The early 1990s saw a temporary rise in neo-Nazi activity, and a soaring number of hate crimes, some of which were deadly. Militant communists saw this as their lifeboat and future base for violent action. Since guerilla warfare and revolution had to be considered impossible, an underground empire was the method of choice to exercise power. Most "revolutionary" and violence-advocating communist groups, including the terrorist Red Army Faction, jumped on the Antifa bandwagon, and only appeared under this label since then.
Since this time, an almost all-encompassing network of Antifa groups exists, supported by parts of media and political establishment, with violent acts being prosecuted only half-heartedly (police and judges are often attacked by media when seriously prosecuting them).
While far-left groups had little support in the 1990s, and many basically perceived themselves as enemies and oppressors of the average population, the trend towards "harsh" capitalism, with lowering wages, dismantling of social security and welfare cuts led to a "left renaissance" in the mid-2000s.
2016: Across the Pond. Trump, Alt-Right, Nazi Internet trolls
The political turnover of 2016, namely the perceived rise of the Alt-Right, increasing activity of internet trolls using Nazi imagery and racist memes, with no German sources and audience, brought a perceived, and possibly real, fascist threat to the USA. While smaller incidents with European-style black blocs and "antifascist" groups had occurred before, many leftists perceived Trump as an actual fascist takeover, requiring even violent resistance. The label "antifascist" granted existing groups support in the mainstream, often turning a blind eye towards the questionable background. In some cases (read further into article!), journalists even directly supported criminal black bloc vandalism that randomly targeted peoples' property.
US political tradition of free speech greatly differred from the authoritarian approach towards extremist ideologies in Europe. Suddenly, these traditions are at stake, and infringements become feasible for some, including enforcement by a completely extralegal militia. One rhetorical trait of European, especially German, Antifa agitation is to proclaim a permanent state of emergency, due to an impending fascist takeover, making abolishment of civil rights and an unrestricted permission for violence by them "necessary". While American Antifa has some differences, this is their least common denominator. It might be a very significant impact on political culture in the USA, as a backlash to Trump. It can bring back an extremism that had been mostly eliminated in the "red scares" long ago (not supporting some of the methods applied then).
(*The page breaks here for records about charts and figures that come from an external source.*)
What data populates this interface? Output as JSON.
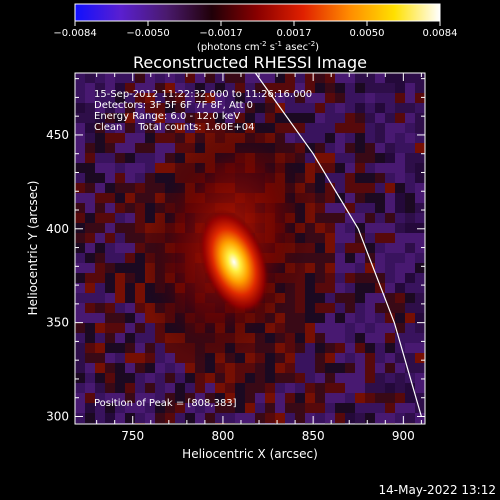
{
  "chart_data": {
    "type": "heatmap",
    "title": "Reconstructed RHESSI Image",
    "xlabel": "Heliocentric X (arcsec)",
    "ylabel": "Heliocentric Y (arcsec)",
    "xlim": [
      718,
      912
    ],
    "ylim": [
      296,
      483
    ],
    "x_ticks": [
      750,
      800,
      850,
      900
    ],
    "y_ticks": [
      300,
      350,
      400,
      450
    ],
    "colorbar": {
      "min": -0.0084,
      "max": 0.0084,
      "ticks": [
        "-0.0084",
        "-0.0050",
        "-0.0017",
        "0.0017",
        "0.0050",
        "0.0084"
      ],
      "unit_label": "(photons cm",
      "unit_exp1": "-2",
      "unit_mid": " s",
      "unit_exp2": "-1",
      "unit_mid2": " asec",
      "unit_exp3": "-2",
      "unit_end": ")",
      "colors": [
        "#1010ff",
        "#5a1fd0",
        "#4a1a6e",
        "#200008",
        "#8a0000",
        "#e02000",
        "#ff8a00",
        "#ffe000",
        "#ffffff"
      ]
    },
    "info_lines": [
      "15-Sep-2012 11:22:32.000 to 11:26:16.000",
      "Detectors: 3F 5F 6F 7F 8F, Att 0",
      "Energy Range: 6.0 - 12.0 keV",
      "Clean     Total counts: 1.60E+04"
    ],
    "peak_label": "Position of Peak = [808,383]",
    "peak": {
      "x": 808,
      "y": 383,
      "value": 0.0084
    },
    "limb_points": [
      [
        818,
        483
      ],
      [
        850,
        440
      ],
      [
        875,
        400
      ],
      [
        895,
        350
      ],
      [
        910,
        300
      ]
    ],
    "footer_timestamp": "14-May-2022 13:12"
  }
}
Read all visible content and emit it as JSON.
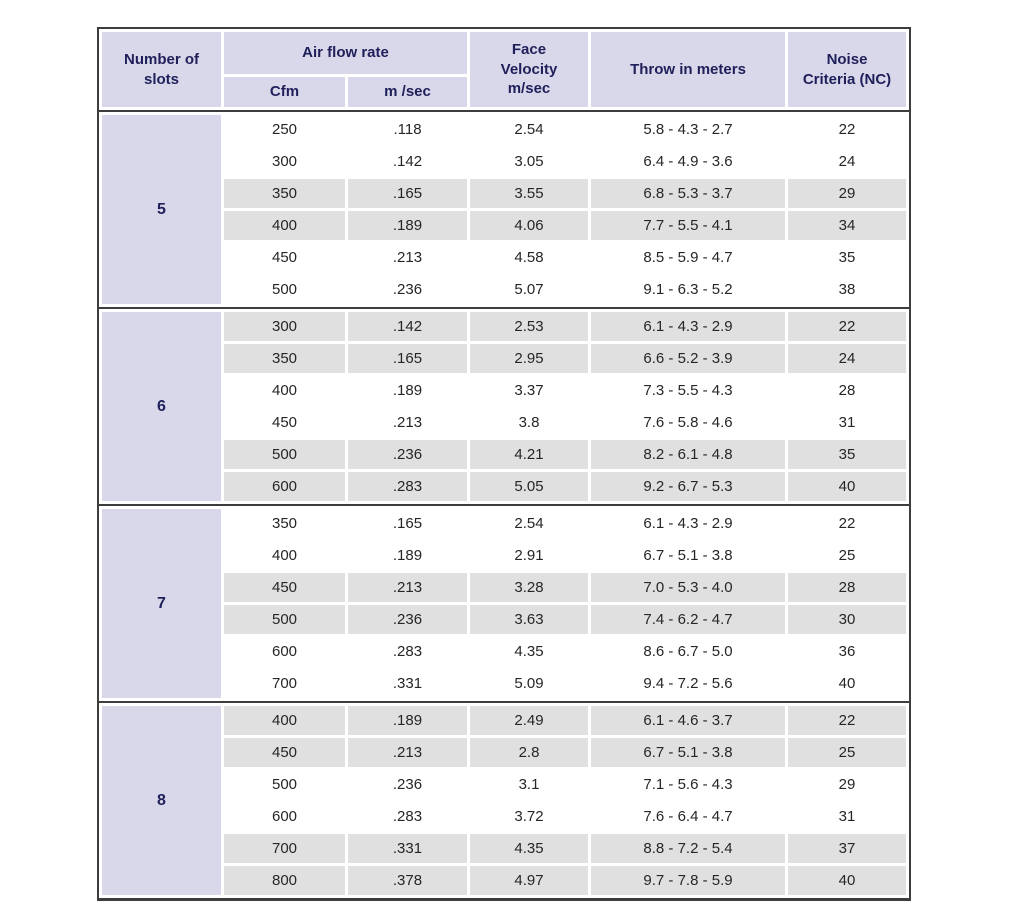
{
  "chart_data": {
    "type": "table",
    "header": {
      "slots": "Number of\nslots",
      "air_flow": "Air flow rate",
      "cfm": "Cfm",
      "m_sec": "m /sec",
      "face_velocity": "Face\nVelocity\nm/sec",
      "throw": "Throw in meters",
      "noise": "Noise\nCriteria (NC)"
    },
    "column_keys": [
      "Cfm",
      "m /sec",
      "Face Velocity m/sec",
      "Throw in meters",
      "Noise Criteria (NC)"
    ],
    "groups": [
      {
        "slots": "5",
        "rows": [
          [
            "250",
            ".118",
            "2.54",
            "5.8 - 4.3 - 2.7",
            "22"
          ],
          [
            "300",
            ".142",
            "3.05",
            "6.4 - 4.9 - 3.6",
            "24"
          ],
          [
            "350",
            ".165",
            "3.55",
            "6.8 - 5.3 - 3.7",
            "29"
          ],
          [
            "400",
            ".189",
            "4.06",
            "7.7 - 5.5 - 4.1",
            "34"
          ],
          [
            "450",
            ".213",
            "4.58",
            "8.5 - 5.9 - 4.7",
            "35"
          ],
          [
            "500",
            ".236",
            "5.07",
            "9.1 - 6.3 - 5.2",
            "38"
          ]
        ]
      },
      {
        "slots": "6",
        "rows": [
          [
            "300",
            ".142",
            "2.53",
            "6.1 - 4.3 - 2.9",
            "22"
          ],
          [
            "350",
            ".165",
            "2.95",
            "6.6 - 5.2 - 3.9",
            "24"
          ],
          [
            "400",
            ".189",
            "3.37",
            "7.3 - 5.5 - 4.3",
            "28"
          ],
          [
            "450",
            ".213",
            "3.8",
            "7.6 - 5.8 - 4.6",
            "31"
          ],
          [
            "500",
            ".236",
            "4.21",
            "8.2 - 6.1 - 4.8",
            "35"
          ],
          [
            "600",
            ".283",
            "5.05",
            "9.2 - 6.7 - 5.3",
            "40"
          ]
        ]
      },
      {
        "slots": "7",
        "rows": [
          [
            "350",
            ".165",
            "2.54",
            "6.1 - 4.3 - 2.9",
            "22"
          ],
          [
            "400",
            ".189",
            "2.91",
            "6.7 - 5.1 - 3.8",
            "25"
          ],
          [
            "450",
            ".213",
            "3.28",
            "7.0 - 5.3 - 4.0",
            "28"
          ],
          [
            "500",
            ".236",
            "3.63",
            "7.4 - 6.2 - 4.7",
            "30"
          ],
          [
            "600",
            ".283",
            "4.35",
            "8.6 - 6.7 - 5.0",
            "36"
          ],
          [
            "700",
            ".331",
            "5.09",
            "9.4 - 7.2 - 5.6",
            "40"
          ]
        ]
      },
      {
        "slots": "8",
        "rows": [
          [
            "400",
            ".189",
            "2.49",
            "6.1 - 4.6 - 3.7",
            "22"
          ],
          [
            "450",
            ".213",
            "2.8",
            "6.7 - 5.1 - 3.8",
            "25"
          ],
          [
            "500",
            ".236",
            "3.1",
            "7.1 - 5.6 - 4.3",
            "29"
          ],
          [
            "600",
            ".283",
            "3.72",
            "7.6 - 6.4 - 4.7",
            "31"
          ],
          [
            "700",
            ".331",
            "4.35",
            "8.8 - 7.2 - 5.4",
            "37"
          ],
          [
            "800",
            ".378",
            "4.97",
            "9.7 - 7.8 - 5.9",
            "40"
          ]
        ]
      }
    ],
    "colors": {
      "header_background": "#d9d8ea",
      "header_text": "#1f1f5a",
      "row_band_gray": "#e0e0e0",
      "row_band_white": "#ffffff",
      "data_text": "#262626",
      "border": "#3d3d3d"
    },
    "layout_hints": {
      "banding": "rows shaded in alternating pairs (2 white, 2 gray), pattern offset per slot group",
      "group_separator": "dark horizontal rule between slot groups and below header"
    }
  }
}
Are they equivalent to neo-Nazis?
This is hard to judge, because both commit various violent and criminal acts while underground movements, and likely become mass murderous when taking full power. Ideologies are different, and far-leftists tend to come sugar-coated, as opposed to the obvious evil of fascists or nazis. In the (unlikely) case that a Nazi-like regime takes over in the US, perhaps a 100 million people would be immediately on the hit lists. A communist regime has less clear definitions of enemies, so anybody might become target. Maybe, as once in the USSR, just because secret police has to fulfill a kill quota and randomly grabs people from the street.
Perhaps Antifa is the lesser evil compared to actual neo-Nazis, but it's better to do everything to not get reduced to a choice between these.
What is definitely appropriate, is to equate the black blocs, perhaps not to Communist regimes or German Nazism, but to those American organizations, who sought to maintain invisible empires from the right, through underground armies in disguise. Only that these disguised in white instead of black, and burned crosses instead of cars.